Nobody would have predicted that Boston Red Sox starting pitcher Rick Porcello would rank among the MLB best after last season.
With a 4-1 victory over the Tampa Bay Rays yesterday, Porcello picked up his team-leading 11th win of the season. His performance put him tied for sixth in the majors in that category, three behind Chicago White Sox ace Chris Sale. Even after giving up a one-out home run over the Green Monster of Fenway Park, Porcello dominated in a fashion that showed how much he had learned from his struggles in 2015.
It didn’t look great early, but that’s nothing new for Porcello. In his last start against the Texas Rangers, Porcello was getting hugs, high fives, speeches from his coaches, and boisterous cheers in the dugout after allowing four runs on 12 hits in just six innings. With the state of Boston’s starting rotation, Porcello’s efforts to hang on to victory, by any means necessary, have been greatly appreciated by his teammates. Yesterday’s home run blast would have been troubling to anyone else, essentially putting the team in a hole right out of the gate; however, Porcello seemed calm and collected, moving on quickly from the mistake. A flyout and a four-pitch strikeout later, Porcello and the Red Sox got out of the inning.

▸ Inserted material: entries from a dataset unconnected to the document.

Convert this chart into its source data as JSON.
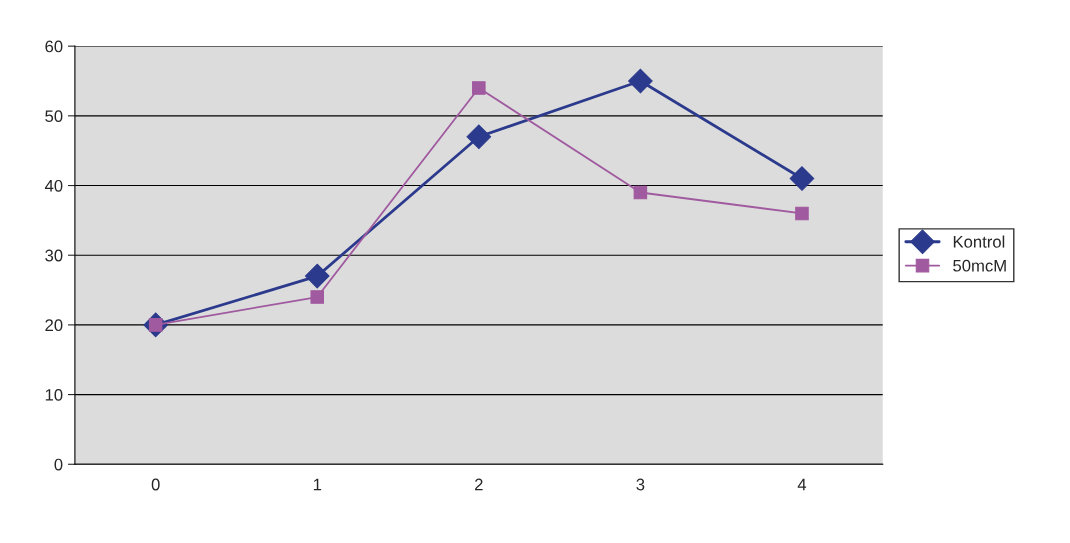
{
  "chart_data": {
    "type": "line",
    "categories": [
      "0",
      "1",
      "2",
      "3",
      "4"
    ],
    "series": [
      {
        "name": "Kontrol",
        "color": "#2b3a8c",
        "marker": "diamond",
        "values": [
          20,
          27,
          47,
          55,
          41
        ]
      },
      {
        "name": "50mcM",
        "color": "#a05a9f",
        "marker": "square",
        "values": [
          20,
          24,
          54,
          39,
          36
        ]
      }
    ],
    "ylim": [
      0,
      60
    ],
    "yticks": [
      0,
      10,
      20,
      30,
      40,
      50,
      60
    ],
    "grid": "y",
    "legend": "right"
  }
}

Last season, Porcello would have mentally collapsed in the same situation. The 27-year-old New Jersey native had signed a huge contract with Boston after being traded to the Red Sox from the Detroit Tigers, the team that made him a first round draft pick in 2007. When Porcello gave up the lead, it tended to snowball into a ton of runs, making the hole he put Boston in the size of the Grand Canyon. It can be unsettling any time a player changes teams, let alone signing a four-year contract for $82.5 million during a season where Porcello posted a 9-15 record with a 4.92 ERA in 28 starts. He was sent to the minors to rediscover the talent that former Red Sox general manager Ben Cherington believed made him worth the money. It didn’t help.
Fast-forward to 2016, the holes that Porcello made for himself in some of his starts stayed relatively manageable. Only once has Porcello given up five runs in a start while allowing four runs in five other starts. Two games of note happen to be his first two starts of the season, both against the Toronto Blue Jays, one of the most potent lineups in the majors. Porcello gave up two home runs to Jose Bautista in the same game in his first start and he gave up two home runs to Edwin Encarnacion in his second start. However, neither game got too out of hand, as he was able to pitch into the seventh inning both times and picked up both wins with run support.
Porcello has been looking like his mind is right about home runs: they are just runs, mistakes that can be overcome. Yesterday, he went seven innings and allowed just six hits with no walks and five strikeouts to bring his season ERA to 3.66. Porcello threw 94 pitches, 70 for strikes, and induced five groundballs to four flyouts. His teammates did the rest with their defense and their bats for the win.
That trust is his most notable change. Last season, it looked like Porcello was trying too hard to strike everyone out, which wasn’t happening. The ball would stay up and get cranked around the ballparks, racking up hits and runs for opposing lineups who were hitting .287 against him. This season, teams are hitting .255 against Porcello and yet he’s on pace to earn one more strikeout than he earned all of last year, just by pitching smarter.
If that’s not enough to prove that Porcello’s not letting the pressure get to him, just think about this: Sale, the winningest pitcher in the majors, has allowed 47 earned runs and 17 home runs in his 18 starts, one run and three homers more than Porcello has allowed in the same amount of starts.
Whether the pressure is off because the Red Sox signed free agent David Price, to a much bigger contract than his, to be the ace of the team or not, Porcello looks to be letting mistakes wash off of him. He may still be scaring Red Sox Nation every time that they watch him pitch, but that fear isn’t translating into losses nearly as often as it did last season. His ERA is not be under three runs, and that seems to suit him just fine, as long as he doesn’t let the game get out of hand. At the moment, that way of thinking is good enough for Porcello to be considered the best pitcher the Red Sox have in their rotation. He’s proving that he’s worth at least some credit, even if some may not think it’s worth an ace’s paycheque.